Backed by the strong growth in loans and operational efficiencies, Sri Lanka’s second largest private sector lender in terms of assets, Hatton National Bank PLC (HNB), reported solid performance for its April-June quarter (2Q18), the interim financial accounts released to the Colombo Stock Exchange showed.
However, the banking group had to allocate hefty provisions for possible bad loans, as experienced by the entire banking industry, largely due to the depressed economic situation in the country.
The HNB group reported earnings of Rs.4.5 billion for the quarter under review, up from Rs.3.4 billion reported for the same period, last year. This translates into profit growth of 32 percent year-on-year. The earnings per share for the period improved to Rs.18.12, from Rs.15.87.

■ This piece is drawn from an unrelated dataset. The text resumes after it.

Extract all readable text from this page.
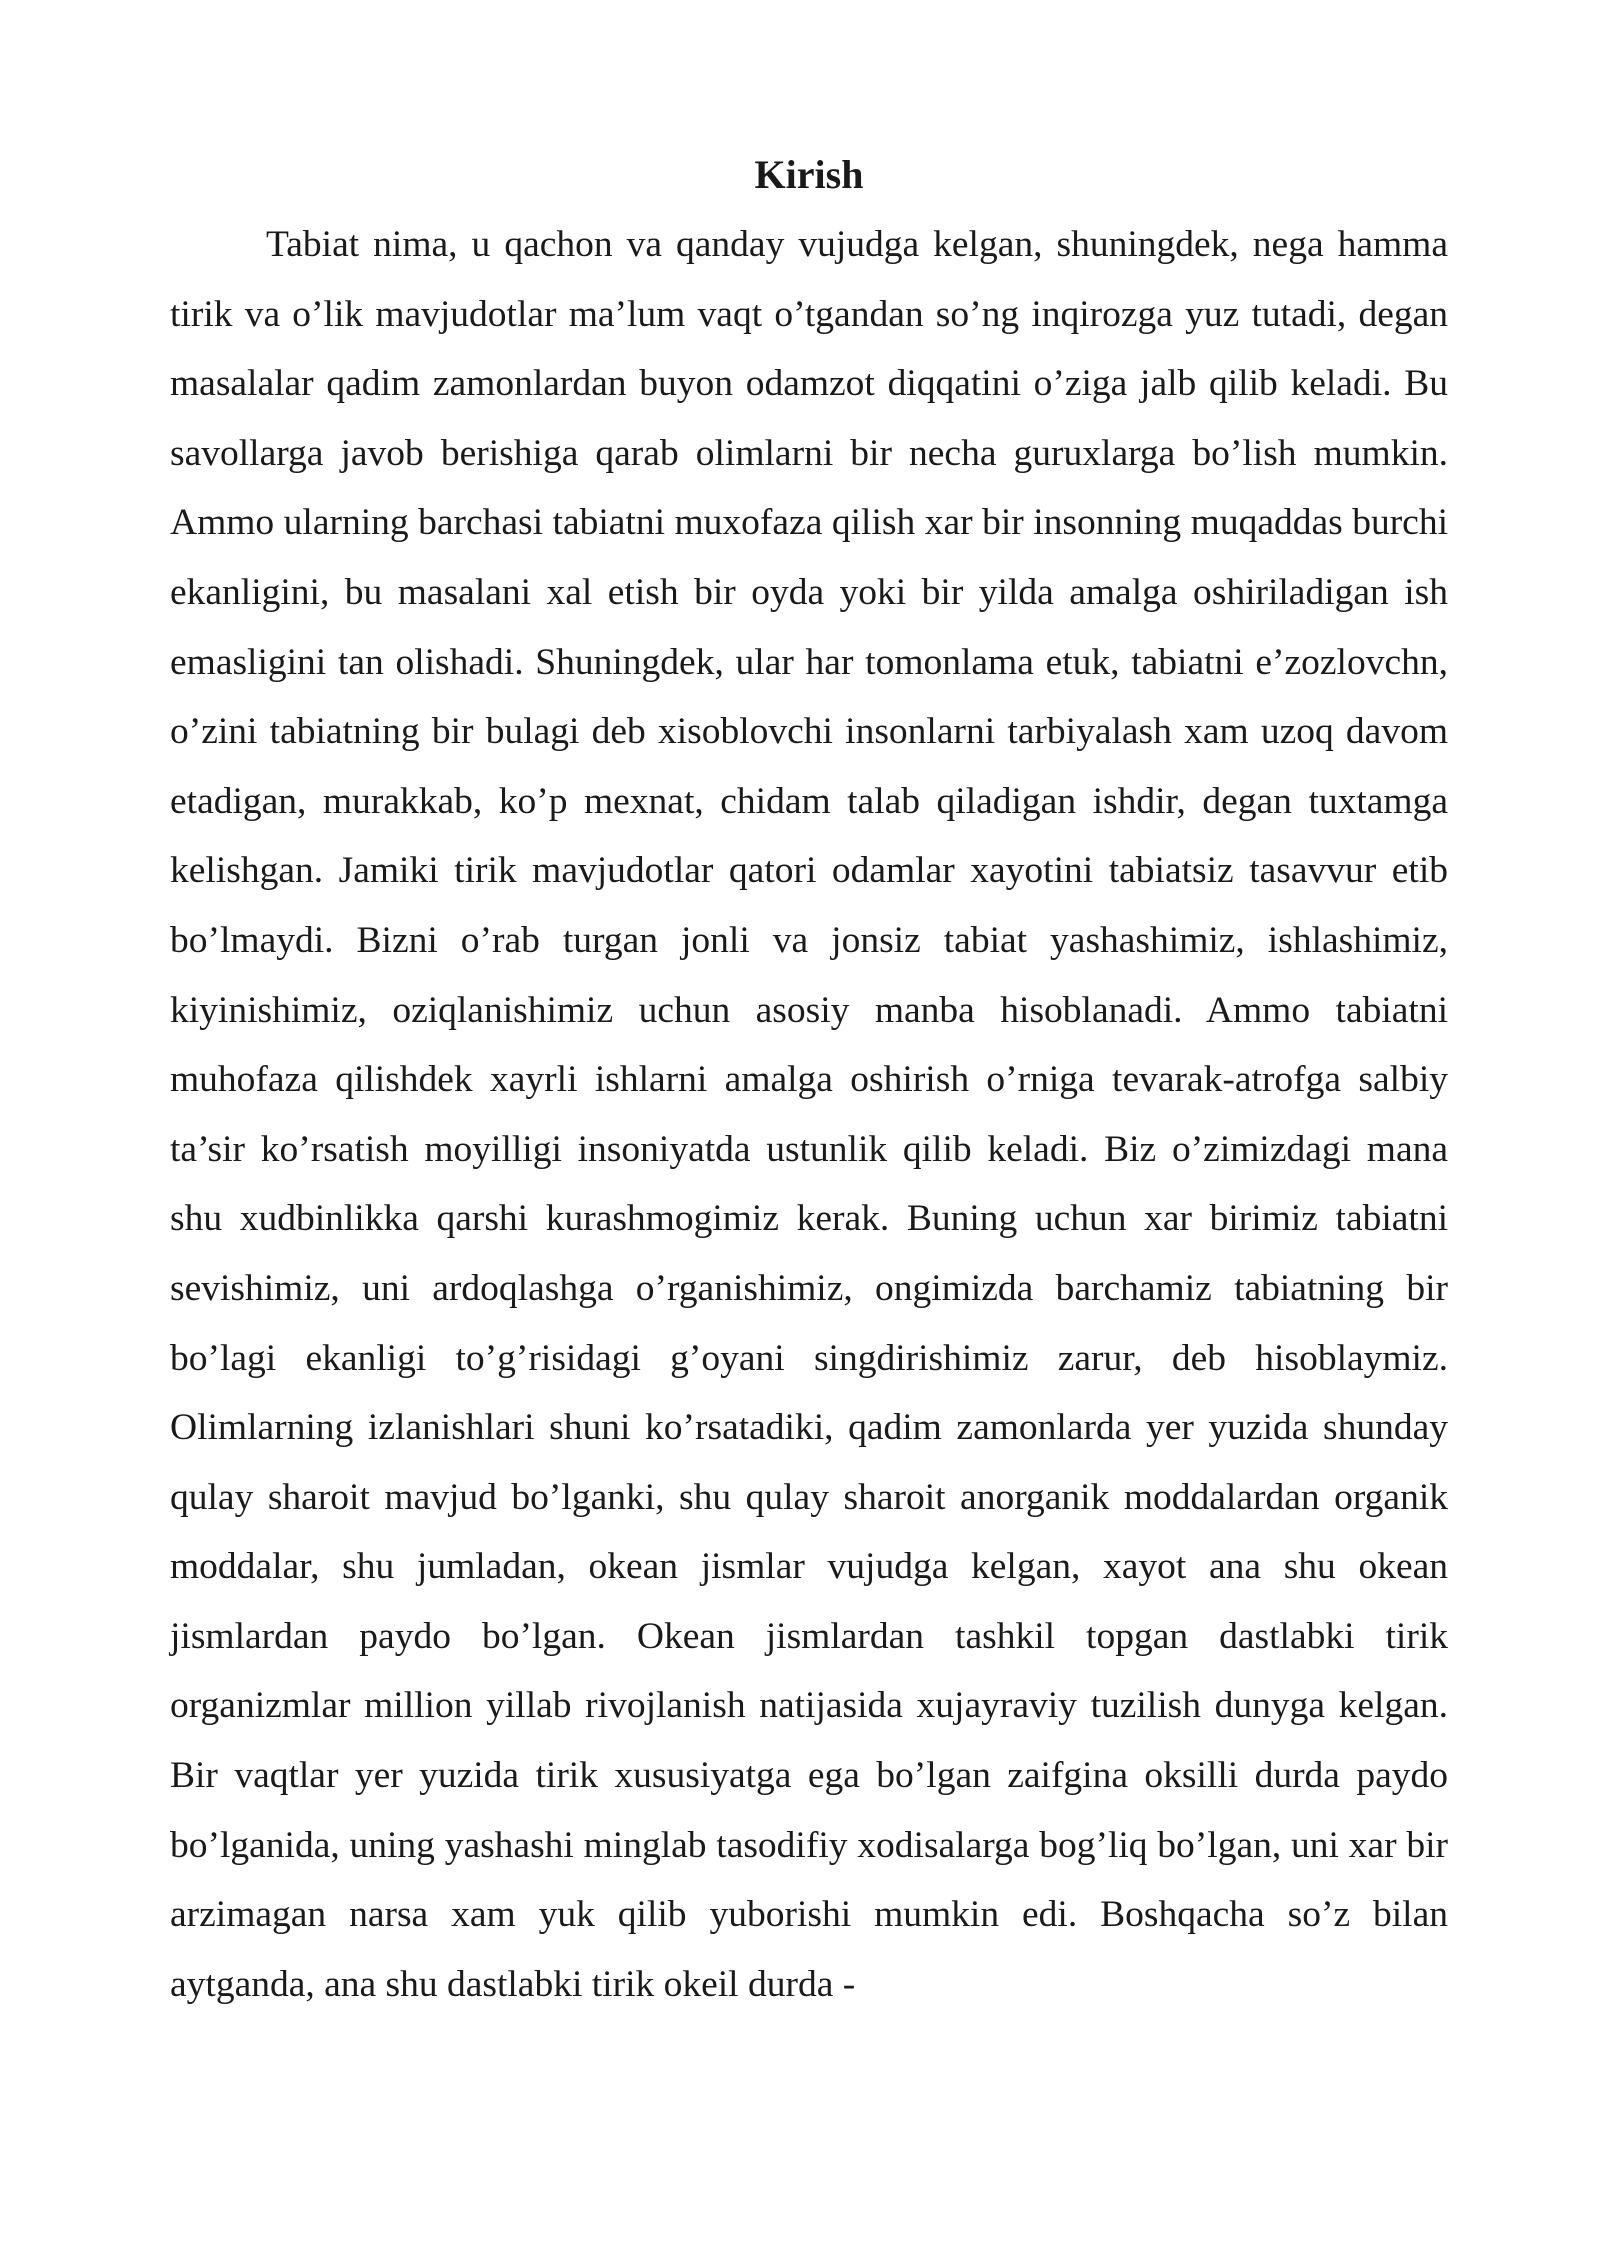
Kirish

Tabiat nima, u qachon va qanday vujudga kelgan, shuningdek, nega hamma tirik va o’lik mavjudotlar ma’lum vaqt o’tgandan so’ng inqirozga yuz tutadi, degan masalalar qadim zamonlardan buyon odamzot diqqatini o’ziga jalb qilib keladi. Bu savollarga javob berishiga qarab olimlarni bir necha guruxlarga bo’lish mumkin. Ammo ularning barchasi tabiatni muxofaza qilish xar bir insonning muqaddas burchi ekanligini, bu masalani xal etish bir oyda yoki bir yilda amalga oshiriladigan ish emasligini tan olishadi. Shuningdek, ular har tomonlama etuk, tabiatni e’zozlovchn, o’zini tabiatning bir bulagi deb xisoblovchi insonlarni tarbiyalash xam uzoq davom etadigan, murakkab, ko’p mexnat, chidam talab qiladigan ishdir, degan tuxtamga kelishgan. Jamiki tirik mavjudotlar qatori odamlar xayotini tabiatsiz tasavvur etib bo’lmaydi. Bizni o’rab turgan jonli va jonsiz tabiat yashashimiz, ishlashimiz, kiyinishimiz, oziqlanishimiz uchun asosiy manba hisoblanadi. Ammo tabiatni muhofaza qilishdek xayrli ishlarni amalga oshirish o’rniga tevarak-atrofga salbiy ta’sir ko’rsatish moyilligi insoniyatda ustunlik qilib keladi. Biz o’zimizdagi mana shu xudbinlikka qarshi kurashmogimiz kerak. Buning uchun xar birimiz tabiatni sevishimiz, uni ardoqlashga o’rganishimiz, ongimizda barchamiz tabiatning bir bo’lagi ekanligi to’g’risidagi g’oyani singdirishimiz zarur, deb hisoblaymiz. Olimlarning izlanishlari shuni ko’rsatadiki, qadim zamonlarda yer yuzida shunday qulay sharoit mavjud bo’lganki, shu qulay sharoit anorganik moddalardan organik moddalar, shu jumladan, okean jismlar vujudga kelgan, xayot ana shu okean jismlardan paydo bo’lgan. Okean jismlardan tashkil topgan dastlabki tirik organizmlar million yillab rivojlanish natijasida xujayraviy tuzilish dunyga kelgan. Bir vaqtlar yer yuzida tirik xususiyatga ega bo’lgan zaifgina oksilli durda paydo bo’lganida, uning yashashi minglab tasodifiy xodisalarga bog’liq bo’lgan, uni xar bir arzimagan narsa xam yuk qilib yuborishi mumkin edi. Boshqacha so’z bilan aytganda, ana shu dastlabki tirik okeil durda -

The net interest income for the period rose 14 percent YoY to Rs.12.8 billion, as the interest income rose 9 percent YoY to Rs.28.1 billion and the interest expenses increased at the lower pace of 5 percent YoY to Rs.15.3 billion.
The net fee and commission income rose by 6 percent YoY to Rs.2.4 billion.
The bank, which has an asset base of little over Rs.1 trillion, gave Rs.57 billion in new loans during the six months ended June 30, 2018 (1H18), which translates into a growth of 9 percent.
The bank attracted Rs.39.7 billion in deposits during 1H18, which is a 6 percent growth. The total deposits as at June 30 stood at Rs.741.2 billion.
However, the bank saw a drastic increase in provisions against bad loans. The total impairment charge for the 1H18 increased to Rs.1.9 billion, mainly due to the rise in collective impairments to Rs.1.6 billion, from Rs.854.5 million. The impairment cost on individually significant loans however declined by 42 percent YoY to Rs.342.3 million.
The gross non-performing advances ratio of the bank deteriorated to 2.91 percent, from 2.28 percent six months ago, albeit below the industry average of 3.3 percent.
HNB’s Tier I capital ratio and total capital ratio remained strong at 12.48 percent and 15.22, respectively, well ahead of the required regulatory minimums of 8.875 percent and 12.875 percent.
The bank was also able to further improve its cost to income ratio—a key efficiency ratio— to 37.7 during 1H18 percent, compared to 41.4 percent reported for the corresponding period, last year.
Meanwhile, HNB saw its net profit for 1H18 improving 26 percent YoY to Rs.9.1 billion on a net interest income of Rs.24.9 billion, up 14 percent YoY.
The net fee and commission income rose 9 percent YoY to Rs.4.8 billion.
As at June 30, 2018, the government controlled a 25.12 percent stake in HNB through the Employees’ Provident Fund, Sri Lanka Insurance Corporation Limited and National Savings Bank.
Harry Jayawardena-controlled Milford Exports Ceylon Limited, Stassen Exports Limited and Distilleries Company of Sri Lanka collectively held a 17.83 percent stake but the voting rights are limited to 10 percent.